Wednesday, April 21, 2010

Creditors


“You’re supposed to be my wife and I’m supposed to be your husband, and there is a difference between these roles,” the husband Adolph (Tom Burke) says in the current Donmar Warehouse production of Creditors at BAM. Adolph then goes on to accuse his wife Tekla (Anna Chancellor) of treating him like a creditor who makes these very obligations feel like debts that are being called in. It’s a theme that is reiterated as through a kaleidoscope throughout the play. At one moment, Tekla is described as having such a fully formed sensibility that Adolph has never been able to put his imprint on her; in another, he has created her, exhausted himself bolstering her fragile, self-critical ego to the point where he has sacrificed his career as an artist in order to allow her to flourish as a novelist.

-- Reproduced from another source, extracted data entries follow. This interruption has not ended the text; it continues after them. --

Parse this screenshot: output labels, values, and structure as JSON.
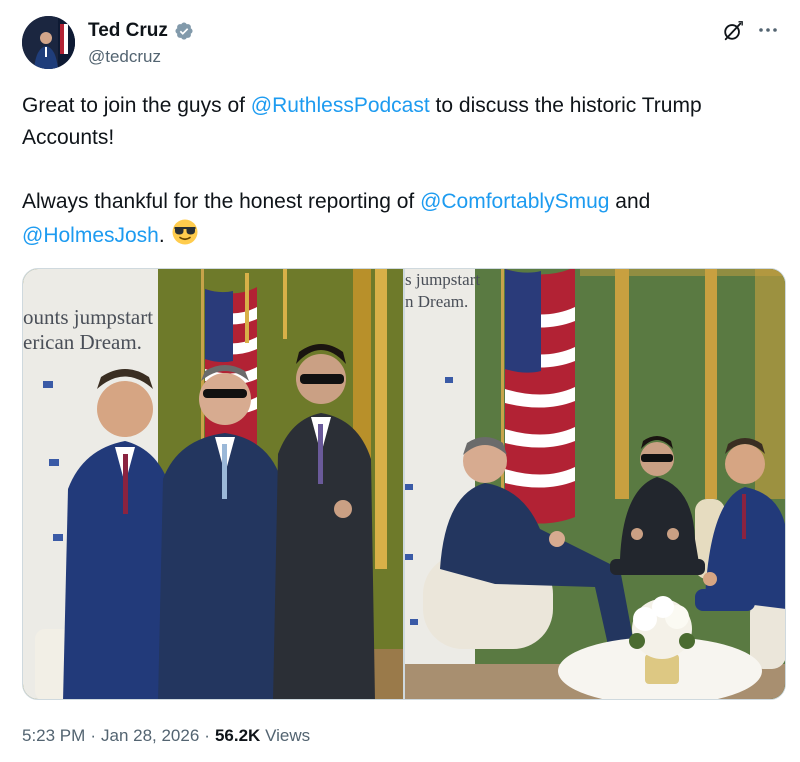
{
  "author": {
    "display_name": "Ted Cruz",
    "handle": "@tedcruz",
    "verified_icon": "verified-badge-icon",
    "avatar_icon": "profile-avatar"
  },
  "header_icons": {
    "grok": "grok-icon",
    "more": "more-options-icon"
  },
  "body": {
    "line1_prefix": "Great to join the guys of ",
    "mention_1": "@RuthlessPodcast",
    "line1_suffix": " to discuss the historic Trump Accounts!",
    "line2_prefix": "Always thankful for the honest reporting of ",
    "mention_2": "@ComfortablySmug",
    "line2_mid": " and ",
    "mention_3": "@HolmesJosh",
    "line2_suffix": ".",
    "emoji": "smiling-face-with-sunglasses"
  },
  "media": {
    "photo_1_banner": [
      "ounts jumpstart",
      "erican Dream."
    ],
    "photo_2_banner": [
      "s jumpstart",
      "n Dream."
    ]
  },
  "footer": {
    "time": "5:23 PM",
    "date": "Jan 28, 2026",
    "views_count": "56.2K",
    "views_label": "Views"
  },
  "colors": {
    "link": "#1d9bf0",
    "muted": "#536471",
    "verified": "#829aab"
  }
}
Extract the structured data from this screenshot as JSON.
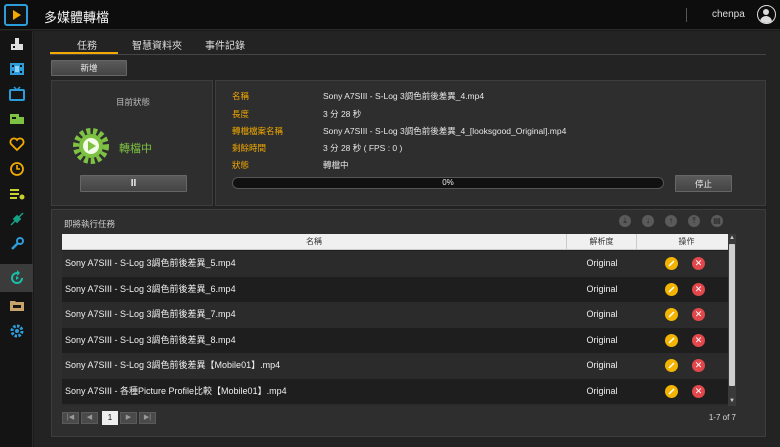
{
  "app": {
    "title": "多媒體轉檔",
    "username": "chenpa"
  },
  "sidebar": {
    "items": [
      {
        "icon": "import-icon"
      },
      {
        "icon": "film-icon"
      },
      {
        "icon": "tv-icon"
      },
      {
        "icon": "media-folder-icon"
      },
      {
        "icon": "heart-icon"
      },
      {
        "icon": "clock-icon"
      },
      {
        "icon": "playlist-icon"
      },
      {
        "icon": "satellite-icon"
      },
      {
        "icon": "wrench-icon"
      },
      {
        "icon": "transcode-icon",
        "active": true
      },
      {
        "icon": "folder-icon"
      },
      {
        "icon": "gear-icon"
      }
    ]
  },
  "tabs": [
    "任務",
    "智慧資料夾",
    "事件記錄"
  ],
  "toolbar": {
    "add_label": "新增"
  },
  "status": {
    "title": "目前狀態",
    "state": "轉檔中",
    "pause_label": "II"
  },
  "current_task": {
    "name_label": "名稱",
    "name": "Sony A7SIII - S-Log 3調色前後差異_4.mp4",
    "length_label": "長度",
    "length": "3 分 28 秒",
    "output_label": "轉檔檔案名稱",
    "output": "Sony A7SIII - S-Log 3調色前後差異_4_[looksgood_Original].mp4",
    "remaining_label": "剩餘時間",
    "remaining": "3 分 28 秒 ( FPS : 0 )",
    "state_label": "狀態",
    "state": "轉檔中",
    "progress_text": "0%",
    "progress_fraction": 0,
    "stop_label": "停止"
  },
  "queue": {
    "title": "即將執行任務",
    "columns": [
      "名稱",
      "解析度",
      "操作"
    ],
    "rows": [
      {
        "name": "Sony A7SIII - S-Log 3調色前後差異_5.mp4",
        "resolution": "Original"
      },
      {
        "name": "Sony A7SIII - S-Log 3調色前後差異_6.mp4",
        "resolution": "Original"
      },
      {
        "name": "Sony A7SIII - S-Log 3調色前後差異_7.mp4",
        "resolution": "Original"
      },
      {
        "name": "Sony A7SIII - S-Log 3調色前後差異_8.mp4",
        "resolution": "Original"
      },
      {
        "name": "Sony A7SIII - S-Log 3調色前後差異【Mobile01】.mp4",
        "resolution": "Original"
      },
      {
        "name": "Sony A7SIII - 各種Picture Profile比較【Mobile01】.mp4",
        "resolution": "Original"
      }
    ],
    "page": "1",
    "count": "1-7 of 7"
  },
  "colors": {
    "accent": "#f2a900",
    "running": "#7dc242",
    "delete": "#e2474b"
  }
}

There is one astonishingly sensual scene in the production (directed by Alan Rickman), which mines the wellsprings of Strindberg’s precocious irony. It occurs when Tekla, returning after an absence, acts out the wantonness that Adolph has irresolutely tried to create in his sculpture of her that sits at center stage. Logic is the scale on which Strindberg plays his dramatic music, a logic that might be looked at as ideational were it not so perfectly evocative of the workings of self-reflexive consciousness—not only thinking, but thinking about thinking. Beyond the war between sexes and the fragile nature of self definition that obviously attracted Ingmar Bergman to Strindberg (could we ever imagine Scenes From a Marriage without the great Strindberg discussions on male and female sexuality?), it is the mind turning against itself that is the great subject of Strindberg’s work, and the territory that the current production at BAM so beautifully underlines. This is one production you don’t want to miss.